Not preparing the subfloor

Many homeowners today choose interlocking, floating timber slats, which are easier to install than hardwood slats that get nailed or glued to the subfloor. Because floating slats don't get attached to the floor under it, this allows for some defects on that subfloor surface.

However, trying to install a floating floor over a very uneven surface can mean timber that cups or tends to shift when you walk over it. Putting this flooring over a bare concrete floor can also mean a very loud surface! It's good to prepare the flooring that will be under the timber slats by adding flat plywood or a cushioning underlayment, so that the timber floors are secure and much less noisy.

Not preparing the layout

Before installing your timber floors, think carefully about their layout. Stand in the entryway of a room or hallway, and note the overall footprint of the space. If the room is wide from left to right, for example, you want the timber slats to be set out from left to right, otherwise they may make the room's floor look "choppy."
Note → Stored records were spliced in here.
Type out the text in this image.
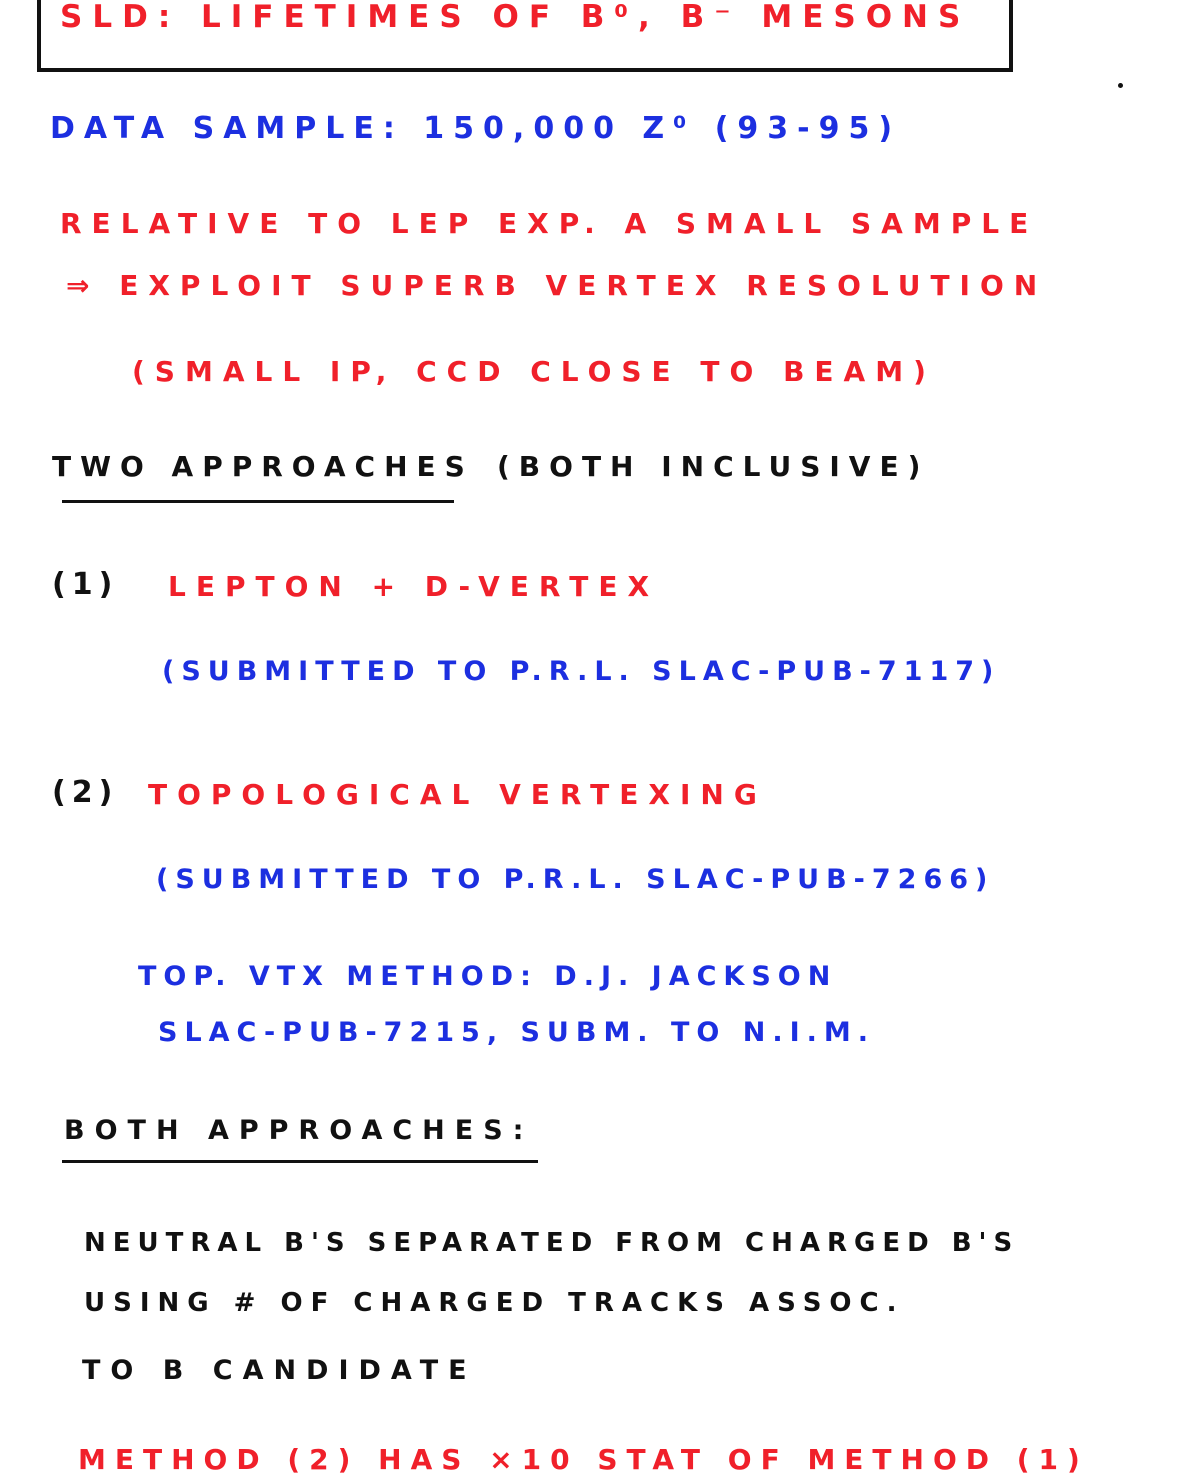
SLD: LIFETIMES OF B⁰, B⁻ MESONS
DATA SAMPLE: 150,000 Z⁰ (93-95)
RELATIVE TO LEP EXP. A SMALL SAMPLE
⇒ EXPLOIT SUPERB VERTEX RESOLUTION
(SMALL IP, CCD CLOSE TO BEAM)
TWO APPROACHES (BOTH INCLUSIVE)
(1) LEPTON + D-VERTEX
(SUBMITTED TO P.R.L. SLAC-PUB-7117)
(2) TOPOLOGICAL VERTEXING
(SUBMITTED TO P.R.L. SLAC-PUB-7266)
TOP. VTX METHOD: D.J. JACKSON
SLAC-PUB-7215, SUBM. TO N.I.M.
BOTH APPROACHES:
NEUTRAL B'S SEPARATED FROM CHARGED B'S
USING # OF CHARGED TRACKS ASSOC.
TO B CANDIDATE
METHOD (2) HAS ×10 STAT OF METHOD (1)
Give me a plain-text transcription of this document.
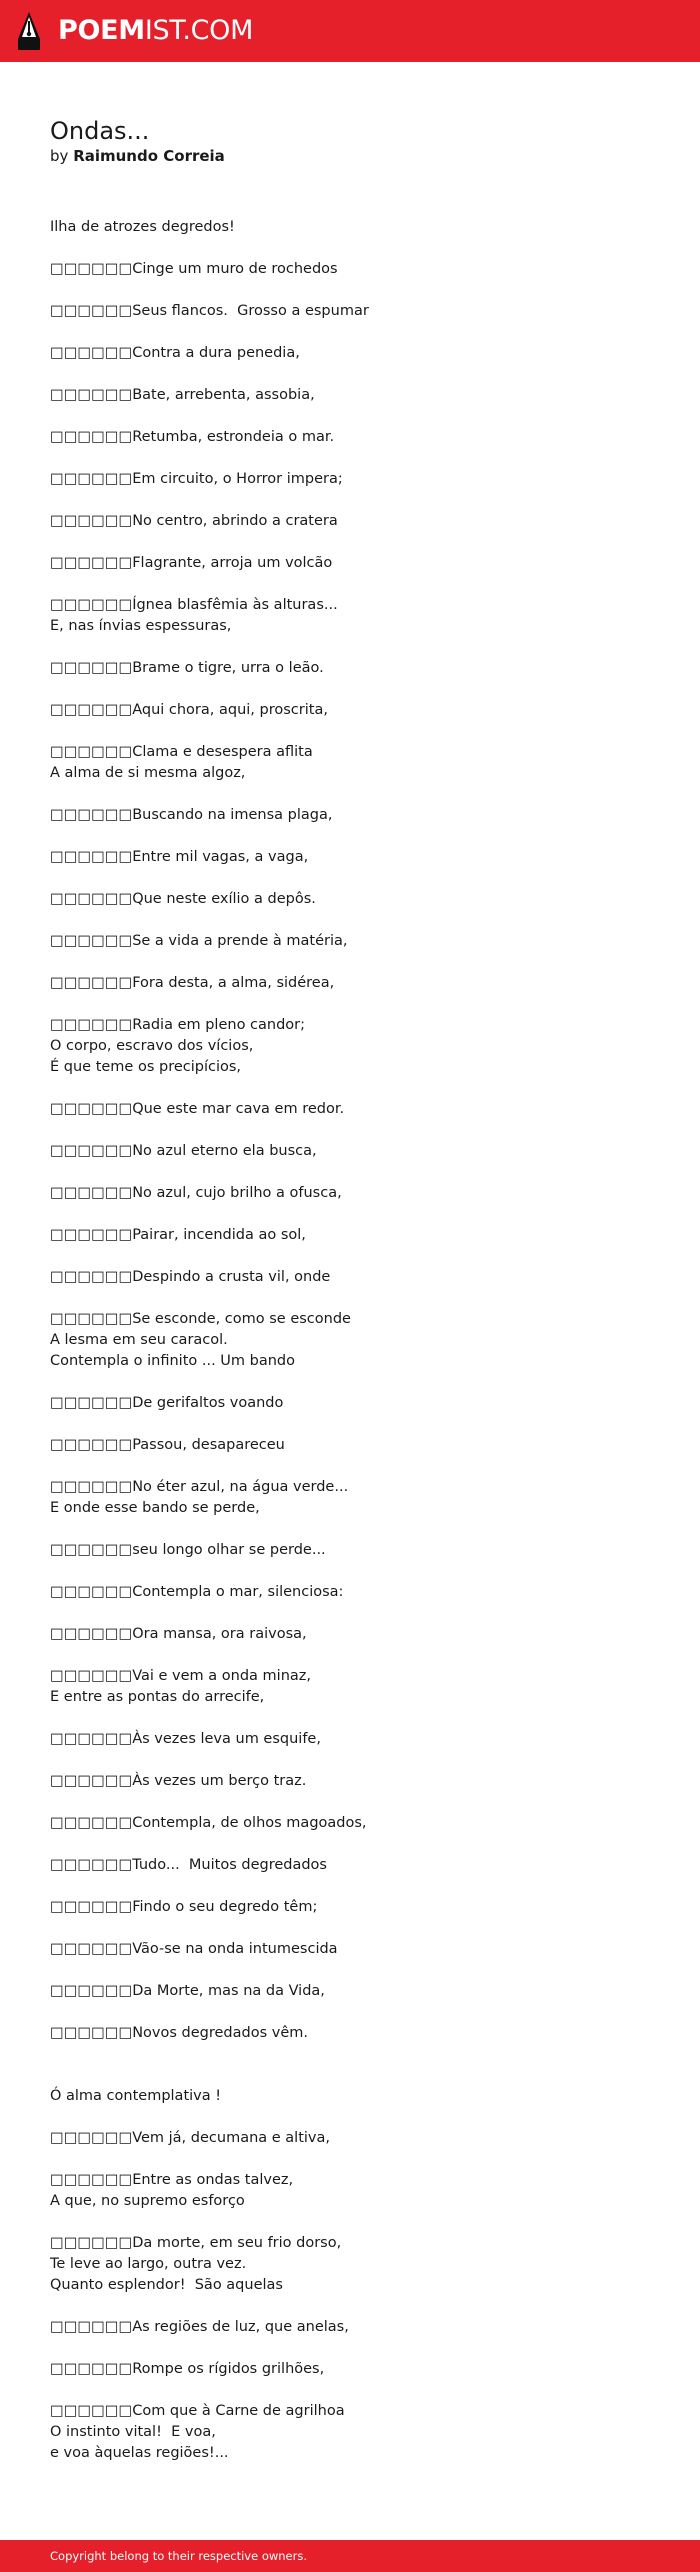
POEMIST.COM
Ondas...
by Raimundo Correia
Ilha de atrozes degredos!
□□□□□□Cinge um muro de rochedos
□□□□□□Seus flancos.  Grosso a espumar
□□□□□□Contra a dura penedia,
□□□□□□Bate, arrebenta, assobia,
□□□□□□Retumba, estrondeia o mar.
□□□□□□Em circuito, o Horror impera;
□□□□□□No centro, abrindo a cratera
□□□□□□Flagrante, arroja um volcão
□□□□□□Ígnea blasfêmia às alturas...
E, nas ínvias espessuras,
□□□□□□Brame o tigre, urra o leão.
□□□□□□Aqui chora, aqui, proscrita,
□□□□□□Clama e desespera aflita
A alma de si mesma algoz,
□□□□□□Buscando na imensa plaga,
□□□□□□Entre mil vagas, a vaga,
□□□□□□Que neste exílio a depôs.
□□□□□□Se a vida a prende à matéria,
□□□□□□Fora desta, a alma, sidérea,
□□□□□□Radia em pleno candor;
O corpo, escravo dos vícios,
É que teme os precipícios,
□□□□□□Que este mar cava em redor.
□□□□□□No azul eterno ela busca,
□□□□□□No azul, cujo brilho a ofusca,
□□□□□□Pairar, incendida ao sol,
□□□□□□Despindo a crusta vil, onde
□□□□□□Se esconde, como se esconde
A lesma em seu caracol.
Contempla o infinito ... Um bando
□□□□□□De gerifaltos voando
□□□□□□Passou, desapareceu
□□□□□□No éter azul, na água verde...
E onde esse bando se perde,
□□□□□□seu longo olhar se perde...
□□□□□□Contempla o mar, silenciosa:
□□□□□□Ora mansa, ora raivosa,
□□□□□□Vai e vem a onda minaz,
E entre as pontas do arrecife,
□□□□□□Às vezes leva um esquife,
□□□□□□Às vezes um berço traz.
□□□□□□Contempla, de olhos magoados,
□□□□□□Tudo...  Muitos degredados
□□□□□□Findo o seu degredo têm;
□□□□□□Vão-se na onda intumescida
□□□□□□Da Morte, mas na da Vida,
□□□□□□Novos degredados vêm.
Ó alma contemplativa !
□□□□□□Vem já, decumana e altiva,
□□□□□□Entre as ondas talvez,
A que, no supremo esforço
□□□□□□Da morte, em seu frio dorso,
Te leve ao largo, outra vez.
Quanto esplendor!  São aquelas
□□□□□□As regiões de luz, que anelas,
□□□□□□Rompe os rígidos grilhões,
□□□□□□Com que à Carne de agrilhoa
O instinto vital!  E voa,
e voa àquelas regiões!...
Copyright belong to their respective owners.
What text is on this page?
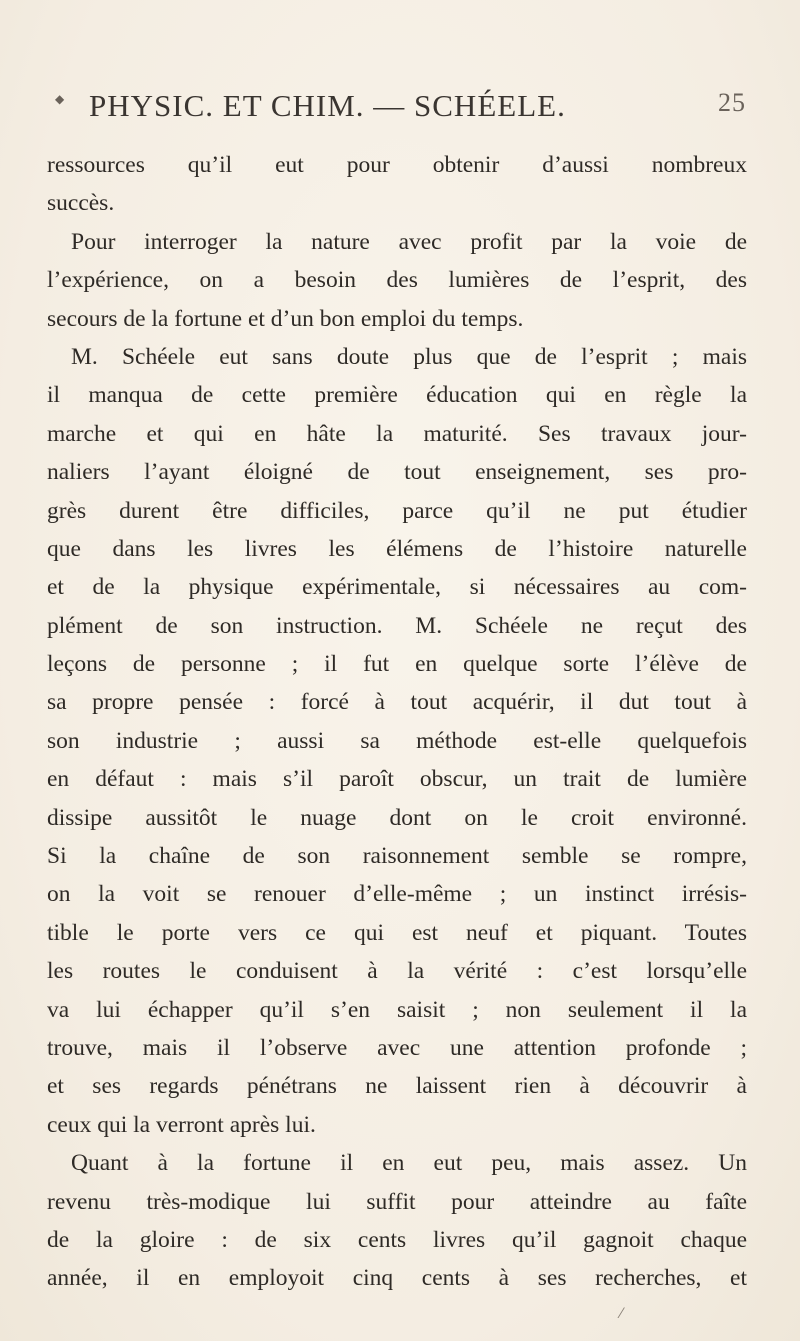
◆ PHYSIC. ET CHIM. — SCHÉELE.	25
ressources qu’il eut pour obtenir d’aussi nombreux
succès.
Pour interroger la nature avec profit par la voie de
l’expérience, on a besoin des lumières de l’esprit, des
secours de la fortune et d’un bon emploi du temps.
M. Schéele eut sans doute plus que de l’esprit ; mais
il manqua de cette première éducation qui en règle la
marche et qui en hâte la maturité. Ses travaux jour-
naliers l’ayant éloigné de tout enseignement, ses pro-
grès durent être difficiles, parce qu’il ne put étudier
que dans les livres les élémens de l’histoire naturelle
et de la physique expérimentale, si nécessaires au com-
plément de son instruction. M. Schéele ne reçut des
leçons de personne ; il fut en quelque sorte l’élève de
sa propre pensée : forcé à tout acquérir, il dut tout à
son industrie ; aussi sa méthode est-elle quelquefois
en défaut : mais s’il paroît obscur, un trait de lumière
dissipe aussitôt le nuage dont on le croit environné.
Si la chaîne de son raisonnement semble se rompre,
on la voit se renouer d’elle-même ; un instinct irrésis-
tible le porte vers ce qui est neuf et piquant. Toutes
les routes le conduisent à la vérité : c’est lorsqu’elle
va lui échapper qu’il s’en saisit ; non seulement il la
trouve, mais il l’observe avec une attention profonde ;
et ses regards pénétrans ne laissent rien à découvrir à
ceux qui la verront après lui.
Quant à la fortune il en eut peu, mais assez. Un
revenu très-modique lui suffit pour atteindre au faîte
de la gloire : de six cents livres qu’il gagnoit chaque
année, il en employoit cinq cents à ses recherches, et
⁄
Note, too, how rooms and hallways flow into each other. If you're running the timber from a hallway to adjoining rooms, it's easy to assume that you want the slats to go in the same direction in those rooms as they're set out in the hallway. However, certain rooms might have a layout that is slightly crooked or uneven; in turn, the flooring will then look crooked and uneven! Set out the slats in each space before you install them, or ask your contractor to do the same, and then note how the flooring looks overall, given the footprint of each area. Don't be afraid to turn the slats so that they go in a different direction in each room or hallway, as this can actually help to differentiate each space, and make the flooring look more attractive overall.